Well-structured with clear sections (purpose, use cases, prerequisite, workflow, returns, errors). Every sentence adds value—no redundancy or fluff. Front-loaded with the core purpose, followed by actionable details.

Shorter descriptions cost fewer tokens and are easier for agents to parse. Every sentence should earn its place.

Completeness5/5

Given the tool's complexity, does the description cover enough for an agent to succeed on first attempt?

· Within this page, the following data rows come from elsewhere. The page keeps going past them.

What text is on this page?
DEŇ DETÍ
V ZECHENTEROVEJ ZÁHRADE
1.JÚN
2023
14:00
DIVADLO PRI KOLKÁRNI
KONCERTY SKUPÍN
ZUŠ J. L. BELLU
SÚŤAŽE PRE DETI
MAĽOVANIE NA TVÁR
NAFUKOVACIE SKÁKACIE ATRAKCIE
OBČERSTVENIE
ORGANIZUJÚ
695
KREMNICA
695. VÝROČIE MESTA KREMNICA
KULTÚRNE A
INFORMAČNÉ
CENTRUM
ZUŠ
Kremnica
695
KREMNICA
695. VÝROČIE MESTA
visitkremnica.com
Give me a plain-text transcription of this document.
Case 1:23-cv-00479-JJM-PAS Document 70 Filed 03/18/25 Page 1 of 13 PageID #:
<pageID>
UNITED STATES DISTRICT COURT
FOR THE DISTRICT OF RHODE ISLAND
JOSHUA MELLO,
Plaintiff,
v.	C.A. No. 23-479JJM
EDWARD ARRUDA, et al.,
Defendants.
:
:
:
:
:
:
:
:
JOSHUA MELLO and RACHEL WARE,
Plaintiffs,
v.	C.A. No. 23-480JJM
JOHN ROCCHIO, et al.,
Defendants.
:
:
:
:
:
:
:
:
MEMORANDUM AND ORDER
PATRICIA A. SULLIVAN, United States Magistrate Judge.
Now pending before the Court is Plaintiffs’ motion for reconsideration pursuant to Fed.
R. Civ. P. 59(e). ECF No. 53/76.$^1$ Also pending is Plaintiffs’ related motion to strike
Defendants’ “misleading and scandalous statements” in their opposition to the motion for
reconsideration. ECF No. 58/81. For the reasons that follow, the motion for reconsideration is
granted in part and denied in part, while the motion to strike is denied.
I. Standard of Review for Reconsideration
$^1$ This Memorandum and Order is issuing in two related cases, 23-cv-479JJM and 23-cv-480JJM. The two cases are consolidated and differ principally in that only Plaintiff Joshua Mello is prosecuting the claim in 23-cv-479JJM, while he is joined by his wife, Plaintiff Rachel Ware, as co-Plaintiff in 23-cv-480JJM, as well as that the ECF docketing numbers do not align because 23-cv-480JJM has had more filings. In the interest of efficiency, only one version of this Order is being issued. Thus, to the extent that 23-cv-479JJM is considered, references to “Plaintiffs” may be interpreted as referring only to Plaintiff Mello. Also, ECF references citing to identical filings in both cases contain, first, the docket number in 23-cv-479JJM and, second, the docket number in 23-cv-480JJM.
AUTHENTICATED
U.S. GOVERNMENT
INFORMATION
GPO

Given the tool's moderate complexity (list operation with pagination), rich annotations (safety and idempotency covered), and 100% schema coverage, the description is complete. It adds necessary context like sorting, pagination indicators, and error cases, compensating for the lack of output schema.

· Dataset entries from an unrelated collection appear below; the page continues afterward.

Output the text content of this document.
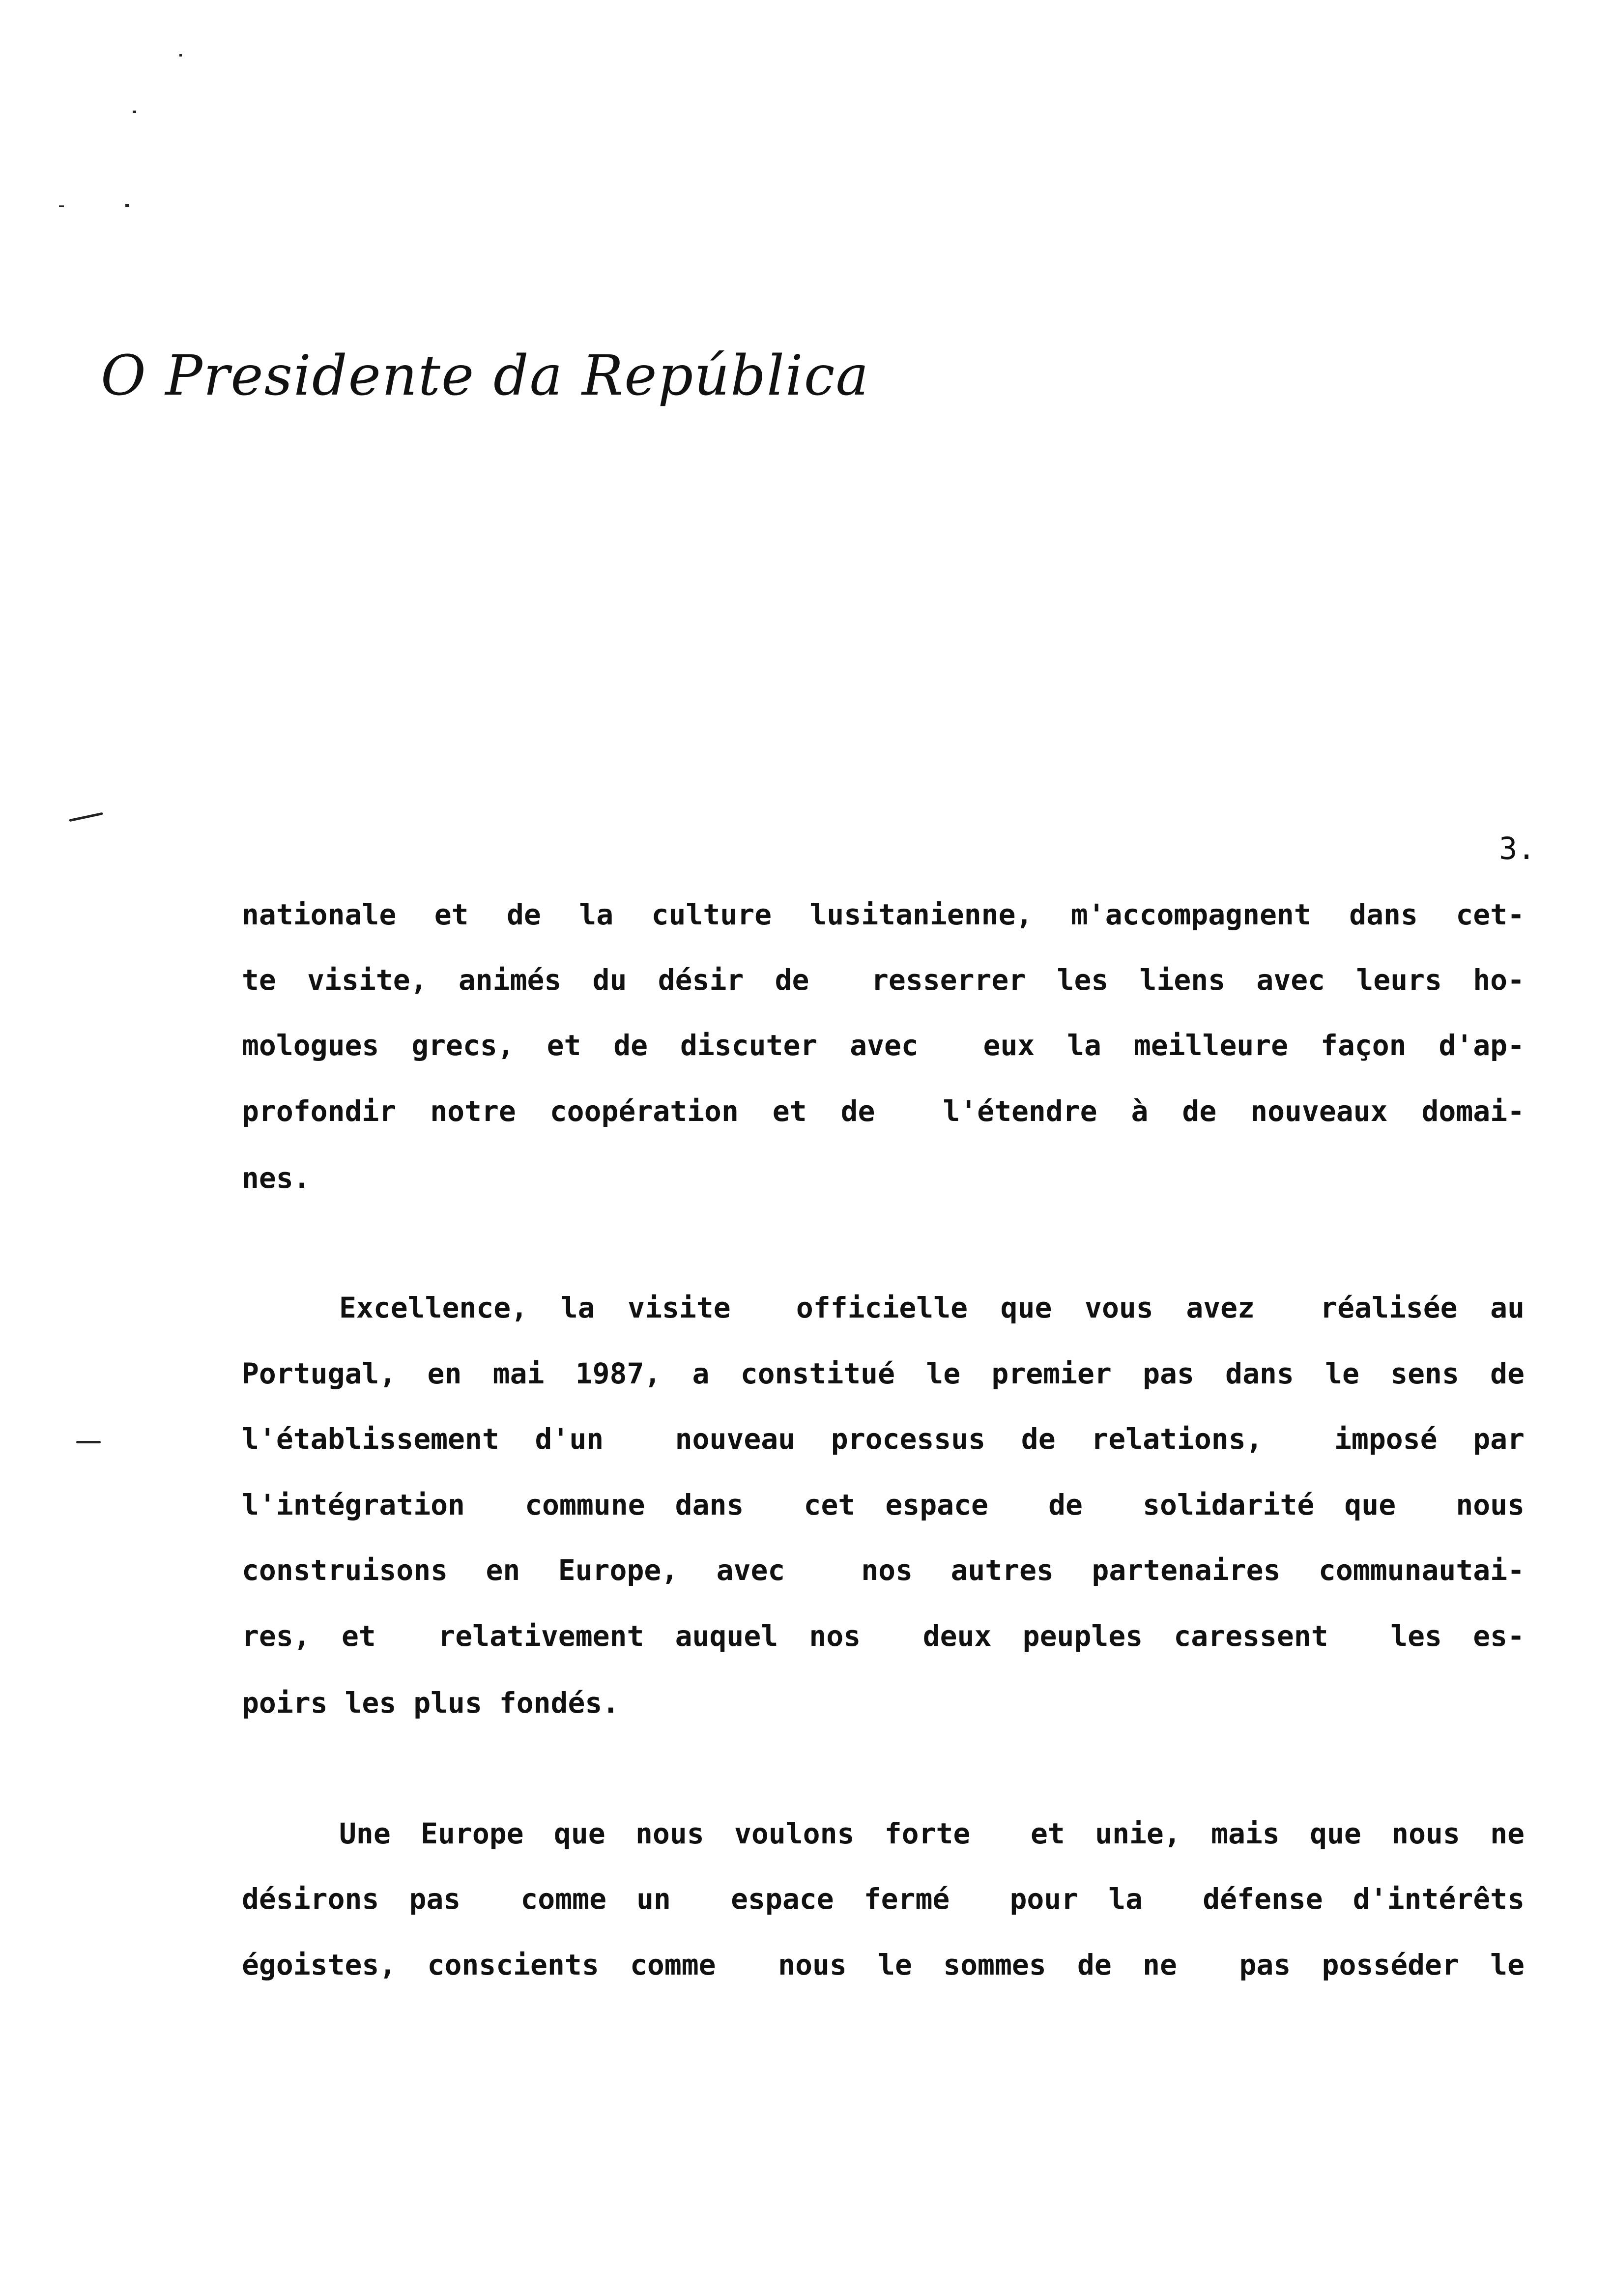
O Presidente da República
3.
nationale et de la culture lusitanienne, m'accompagnent dans cet-
te visite, animés du désir de  resserrer les liens avec leurs ho-
mologues grecs, et de discuter avec  eux la meilleure façon d'ap-
profondir notre coopération et de  l'étendre à de nouveaux domai-
nes.
Excellence, la visite  officielle que vous avez  réalisée au
Portugal, en mai 1987, a constitué le premier pas dans le sens de
l'établissement d'un  nouveau processus de relations,  imposé par
l'intégration  commune dans  cet espace  de  solidarité que  nous
construisons en Europe, avec  nos autres partenaires communautai-
res, et  relativement auquel nos  deux peuples caressent  les es-
poirs les plus fondés.
Une Europe que nous voulons forte  et unie, mais que nous ne
désirons pas  comme un  espace fermé  pour la  défense d'intérêts
égoistes, conscients comme  nous le sommes de ne  pas posséder le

Complex tools with many parameters or behaviors need more documentation. Simple tools need less. This dimension scales expectations accordingly.

Parameters3/5

Does the description clarify parameter syntax, constraints, interactions, or defaults beyond what the schema provides?

Schema description coverage is 100%, so the schema fully documents cluster_id, limit, and offset. The description does not add parameter-specific details beyond what the schema provides (e.g., no extra syntax or format explanations). Baseline 3 is appropriate as the schema handles parameter semantics.

Input schemas describe structure but not intent. Descriptions should explain non-obvious parameter relationships and valid value ranges.

Purpose5/5

Does the description clearly state what the tool does and how it differs from similar tools?

The description clearly states the specific action ('List all suppliers') and resource ('in a specific industrial cluster'), distinguishing it from siblings like get_supplier_detail (individual supplier) or search_suppliers (general search). The title reinforces this with 'Get Cluster's Suppliers'.

Agents choose between tools based on descriptions. A clear purpose with a specific verb and resource helps agents select the right tool.

Usage Guidelines5/5

Does the description explain when to use this tool, when not to, or what alternatives exist?

Explicitly provides when-to-use examples (user queries about factories/suppliers in clusters), a prerequisite (must have cluster_id from search_clusters), and a workflow (search_clusters → pick cluster_id → get_cluster_suppliers). This clearly guides usage versus alternatives like search_suppliers or get_supplier_detail.

Agents often have multiple tools that could apply. Explicit usage guidance like "use X instead of Y when Z" prevents misuse.